Several limitations are inherent to this study. Since it was done at a single center, the results may not be generalizable. As a retrospective analysis, it is subject to confounding and bias. In addition, because patients were included only if they had reached the outcome of death/MV or hospital discharge, the sample size was truncated. We believe glucocorticoid use in hospitalized patients excluded from the study reflects increased use with time because of a growing belief in their effectiveness.
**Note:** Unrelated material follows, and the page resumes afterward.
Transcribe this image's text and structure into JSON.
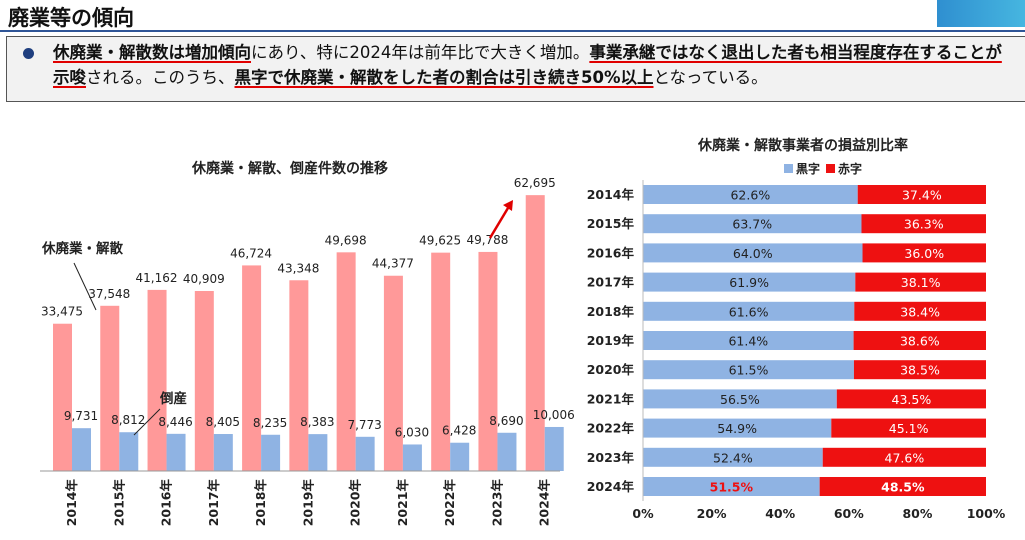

Preliminary analysis from the RECOVERY study showed a reduced rate of mortality in patients randomized to dexamethasone, compared with those who received standard of care.10 These results led to the National Institutes for Health COVID-19 Treatment Guidelines Panel recommendation for dexamethasone treatment in patients with COVID-19 who require supplemental oxygen or MV.15 Our findings suggest a role for CRP to identify patients who may benefit from glucocorticoid therapy, as well as those in whom it may be harmful. Additional studies to further elucidate the role of CRP in guiding glucocorticoid therapy and to predict clinical response are needed.
The authors have no potential conflicts of interest.
Drs Agarwal, Keller, Ross, and Tomer hold NIH grants payable to their institutions for support, but not specifically for this work.